For reference, I am following Chapter VII of John B. Conway's "A Course in Functional Analysis" (Second Edition). According to the author the fact that $\mathbb{R}$ and $\widehat{\mathbb{R}}$ are homeomorphic is easy to prove, but I've been thinking about this for two days straight and I've honestly ran out of ideas. Maybe I'm just too dumb to see it, I don't know. But I would really appreciate your help.
A net $(y_k)_{k \in K}$ such that $e^{ixy_k} \to 1$ pointwise need not converge to $0$.
Take an arbitrary finite set $\{ x_{\nu} : 1 \leqslant \nu \leqslant n\} \subset \mathbb{R}$ and consider the point $$\xi = (e^{ix_1}, \dotsc, e^{ix_n}) \in T^n\,.$$ Since $T^n$ is compact, the sequence $(\xi^m)_{m \in \mathbb{N}}$ has a limit point $\eta$. Then for every $\varepsilon > 0$ there are infinitely many $m \in \mathbb{N}$ with $\lvert e^{ix_{\nu}m} - \eta_{\nu}\rvert < \varepsilon$ for all $\nu$. Taking two such $m$, we see that there are arbitrarily large integers $r = m_1 - m_2$ such that $\lvert e^{ix_{\nu}r} - 1\rvert < 2\varepsilon$ for $1 \leqslant \nu \leqslant n$.
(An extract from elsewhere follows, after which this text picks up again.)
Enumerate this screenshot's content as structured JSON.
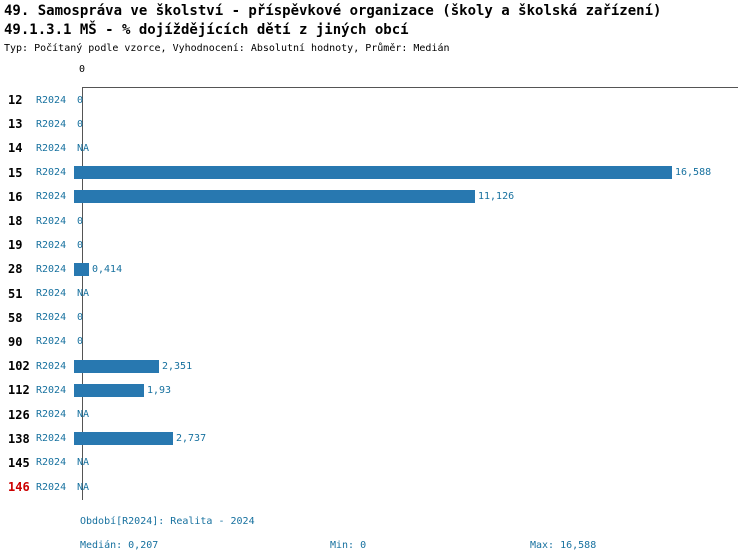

Thus if we take for $K$ the directed set $\mathscr{F} \times (0,1) \times \mathbb{N}$, where $\mathscr{F}$ is the set of finite subsets of $\mathbb{R}$, and the preorder is given by $$(F_1, \varepsilon_1, m_1) \leqslant (F_2, \varepsilon_2, m_2) \iff F_1 \subseteq F_2 \land \varepsilon_2 \leqslant \varepsilon_1 \land m_1 \leqslant m_2$$ we obtain a net $(y_k)_{k \in K}$ such that $y_k \to +\infty$ and $e^{ixy_k} \to 1$ for all $x \in \mathbb{R}$ by setting $$y_{F, \varepsilon, m} = \min \{ \mu \in \mathbb{N} : \mu \geqslant m \land \lvert e^{ix\mu} - 1\rvert \leqslant \varepsilon \text{ for all } x \in F\}\,.$$
The topology of pointwise convergence is too coarse. You need to use the uniform convergence on compact sets, and the fact that $\mathbb{R}$ is locally compact. Thus convergence in $\widehat{\mathbb{R}}$ implies (is) locally uniform convergence, and for $a > 0$ the set of $y \in \mathbb{R}$ such that $\lvert e^{ixy} - 1\rvert \leqslant \varepsilon$ holds for all $x \in [-a,a]$ is (for small enough $\varepsilon$) easy to determine.